The marketing website (the pages you're reading) aims to collect as little as possible:

  • We do not sell your data, ever.
  • We avoid invasive tracking and third-party advertising cookies.
  • If we use privacy-respecting, aggregate analytics, it is to count visits, not to profile you.
  • If you join a waitlist or contact us, we use the details you provide only to respond.

6. Data retention

On your instance, retention is your choice — including trash behaviour and backups. For the project website, we keep contact and waitlist information only as long as needed for the purpose you gave it, then delete it.

7. Your rights

Depending on where you live, you may have rights to access, correct, export, or delete personal data.

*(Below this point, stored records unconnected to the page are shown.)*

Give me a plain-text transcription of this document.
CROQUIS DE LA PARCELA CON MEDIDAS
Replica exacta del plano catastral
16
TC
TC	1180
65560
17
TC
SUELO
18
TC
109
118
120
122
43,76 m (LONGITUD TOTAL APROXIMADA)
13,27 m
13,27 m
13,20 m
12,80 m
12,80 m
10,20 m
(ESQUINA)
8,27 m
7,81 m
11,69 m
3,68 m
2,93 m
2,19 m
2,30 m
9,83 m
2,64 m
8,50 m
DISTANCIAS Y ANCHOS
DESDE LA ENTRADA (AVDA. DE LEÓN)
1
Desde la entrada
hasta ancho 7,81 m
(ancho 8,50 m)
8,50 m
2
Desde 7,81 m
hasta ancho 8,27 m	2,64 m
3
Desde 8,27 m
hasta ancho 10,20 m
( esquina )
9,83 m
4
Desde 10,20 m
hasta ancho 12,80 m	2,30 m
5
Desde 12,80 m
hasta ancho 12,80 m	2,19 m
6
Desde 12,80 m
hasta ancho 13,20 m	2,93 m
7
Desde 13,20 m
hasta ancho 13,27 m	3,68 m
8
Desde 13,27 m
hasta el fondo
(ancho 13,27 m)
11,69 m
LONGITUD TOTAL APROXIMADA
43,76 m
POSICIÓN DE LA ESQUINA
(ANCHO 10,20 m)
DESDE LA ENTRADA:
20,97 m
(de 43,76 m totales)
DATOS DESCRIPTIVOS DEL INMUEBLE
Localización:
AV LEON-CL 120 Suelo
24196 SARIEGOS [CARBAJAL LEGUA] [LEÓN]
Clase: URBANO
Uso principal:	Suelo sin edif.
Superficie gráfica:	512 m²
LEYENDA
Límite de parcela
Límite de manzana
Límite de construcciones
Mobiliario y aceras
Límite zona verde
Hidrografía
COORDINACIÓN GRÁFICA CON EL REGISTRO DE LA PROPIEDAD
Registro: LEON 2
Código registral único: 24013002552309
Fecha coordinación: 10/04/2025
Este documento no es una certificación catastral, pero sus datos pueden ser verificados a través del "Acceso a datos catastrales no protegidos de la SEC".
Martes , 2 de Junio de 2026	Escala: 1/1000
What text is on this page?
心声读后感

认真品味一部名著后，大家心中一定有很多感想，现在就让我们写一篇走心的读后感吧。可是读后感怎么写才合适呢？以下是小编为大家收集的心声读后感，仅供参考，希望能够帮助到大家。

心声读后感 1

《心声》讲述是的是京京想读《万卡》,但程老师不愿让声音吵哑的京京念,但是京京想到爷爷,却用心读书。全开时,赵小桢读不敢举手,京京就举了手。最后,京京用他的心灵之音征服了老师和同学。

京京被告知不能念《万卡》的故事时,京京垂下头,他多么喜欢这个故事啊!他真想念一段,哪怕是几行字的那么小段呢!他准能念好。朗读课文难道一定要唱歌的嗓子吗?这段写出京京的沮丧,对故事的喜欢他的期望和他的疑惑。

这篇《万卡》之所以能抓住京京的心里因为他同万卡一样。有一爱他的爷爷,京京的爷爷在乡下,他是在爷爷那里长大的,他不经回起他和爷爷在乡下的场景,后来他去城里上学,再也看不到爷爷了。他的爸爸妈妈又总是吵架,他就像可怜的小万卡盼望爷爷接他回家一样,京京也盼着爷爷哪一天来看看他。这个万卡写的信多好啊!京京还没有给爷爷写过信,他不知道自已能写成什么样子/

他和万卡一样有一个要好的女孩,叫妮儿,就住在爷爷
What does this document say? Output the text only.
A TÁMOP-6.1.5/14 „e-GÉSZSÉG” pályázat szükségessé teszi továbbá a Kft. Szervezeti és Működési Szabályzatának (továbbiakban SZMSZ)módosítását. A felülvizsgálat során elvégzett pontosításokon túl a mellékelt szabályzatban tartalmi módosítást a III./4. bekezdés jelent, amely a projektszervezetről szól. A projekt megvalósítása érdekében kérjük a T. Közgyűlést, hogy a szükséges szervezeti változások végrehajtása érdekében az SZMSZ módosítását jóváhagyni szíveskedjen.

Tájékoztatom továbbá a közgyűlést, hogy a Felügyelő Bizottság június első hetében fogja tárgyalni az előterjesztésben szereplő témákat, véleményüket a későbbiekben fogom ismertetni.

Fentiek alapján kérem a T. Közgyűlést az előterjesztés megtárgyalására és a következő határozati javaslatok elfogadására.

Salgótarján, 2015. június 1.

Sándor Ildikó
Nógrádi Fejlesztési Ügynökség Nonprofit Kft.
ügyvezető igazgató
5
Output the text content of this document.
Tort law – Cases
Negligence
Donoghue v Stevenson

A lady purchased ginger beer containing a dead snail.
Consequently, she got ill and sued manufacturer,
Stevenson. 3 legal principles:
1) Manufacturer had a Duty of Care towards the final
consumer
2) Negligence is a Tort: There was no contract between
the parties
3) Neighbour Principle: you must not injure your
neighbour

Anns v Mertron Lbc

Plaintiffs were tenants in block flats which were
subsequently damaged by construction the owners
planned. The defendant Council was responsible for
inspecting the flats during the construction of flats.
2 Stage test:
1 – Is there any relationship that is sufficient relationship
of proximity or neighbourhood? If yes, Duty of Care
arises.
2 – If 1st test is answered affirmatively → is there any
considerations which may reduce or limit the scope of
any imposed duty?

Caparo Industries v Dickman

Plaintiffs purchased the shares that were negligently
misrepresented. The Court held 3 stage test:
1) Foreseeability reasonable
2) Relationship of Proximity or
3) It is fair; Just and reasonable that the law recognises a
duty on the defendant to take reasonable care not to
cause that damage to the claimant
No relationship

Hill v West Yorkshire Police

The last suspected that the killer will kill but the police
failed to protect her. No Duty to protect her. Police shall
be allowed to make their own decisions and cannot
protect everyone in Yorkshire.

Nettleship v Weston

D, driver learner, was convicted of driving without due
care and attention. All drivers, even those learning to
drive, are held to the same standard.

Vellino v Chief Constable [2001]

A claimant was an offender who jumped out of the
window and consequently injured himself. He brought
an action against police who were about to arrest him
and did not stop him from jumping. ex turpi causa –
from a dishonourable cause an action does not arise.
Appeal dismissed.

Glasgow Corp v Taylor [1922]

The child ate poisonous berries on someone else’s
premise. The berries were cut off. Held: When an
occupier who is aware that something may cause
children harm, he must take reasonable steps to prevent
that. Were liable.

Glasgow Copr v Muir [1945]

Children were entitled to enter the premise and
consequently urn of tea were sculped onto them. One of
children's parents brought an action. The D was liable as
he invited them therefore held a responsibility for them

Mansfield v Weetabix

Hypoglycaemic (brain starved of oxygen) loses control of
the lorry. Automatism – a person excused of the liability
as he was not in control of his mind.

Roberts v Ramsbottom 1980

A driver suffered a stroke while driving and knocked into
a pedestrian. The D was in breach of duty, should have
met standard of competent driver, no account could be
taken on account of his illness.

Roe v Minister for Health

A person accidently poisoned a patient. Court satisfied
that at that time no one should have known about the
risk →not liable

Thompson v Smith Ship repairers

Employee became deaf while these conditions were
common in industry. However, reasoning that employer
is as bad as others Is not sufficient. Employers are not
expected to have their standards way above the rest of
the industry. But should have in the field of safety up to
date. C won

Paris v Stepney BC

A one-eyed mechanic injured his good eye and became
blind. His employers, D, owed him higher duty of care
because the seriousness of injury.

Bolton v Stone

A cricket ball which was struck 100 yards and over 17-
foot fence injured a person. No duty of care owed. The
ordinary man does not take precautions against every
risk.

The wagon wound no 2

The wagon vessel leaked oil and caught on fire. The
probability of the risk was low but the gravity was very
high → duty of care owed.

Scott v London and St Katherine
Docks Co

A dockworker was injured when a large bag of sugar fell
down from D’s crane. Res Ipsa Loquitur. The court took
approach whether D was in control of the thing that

Because your content is end-to-end encrypted and under your control, you can already export or delete most of it directly. For data held by the project website, contact us and we'll help.

8. Children

PolarHQ is not directed to children under 13 (or the minimum age in your jurisdiction), and the project does not knowingly collect their data through its website.

9. Changes to this policy

We may update this policy as the software evolves. The "last updated" date at the top reflects the latest version. Material changes will be announced on the website.

10. Contact

For privacy questions about the project website, reach us through the repository or the contact details published on the site. For data on a specific instance, contact that instance's operator.


This document is a template for a self-hosted, open-source project and is not legal advice. Operators should adapt it to the laws that apply to them.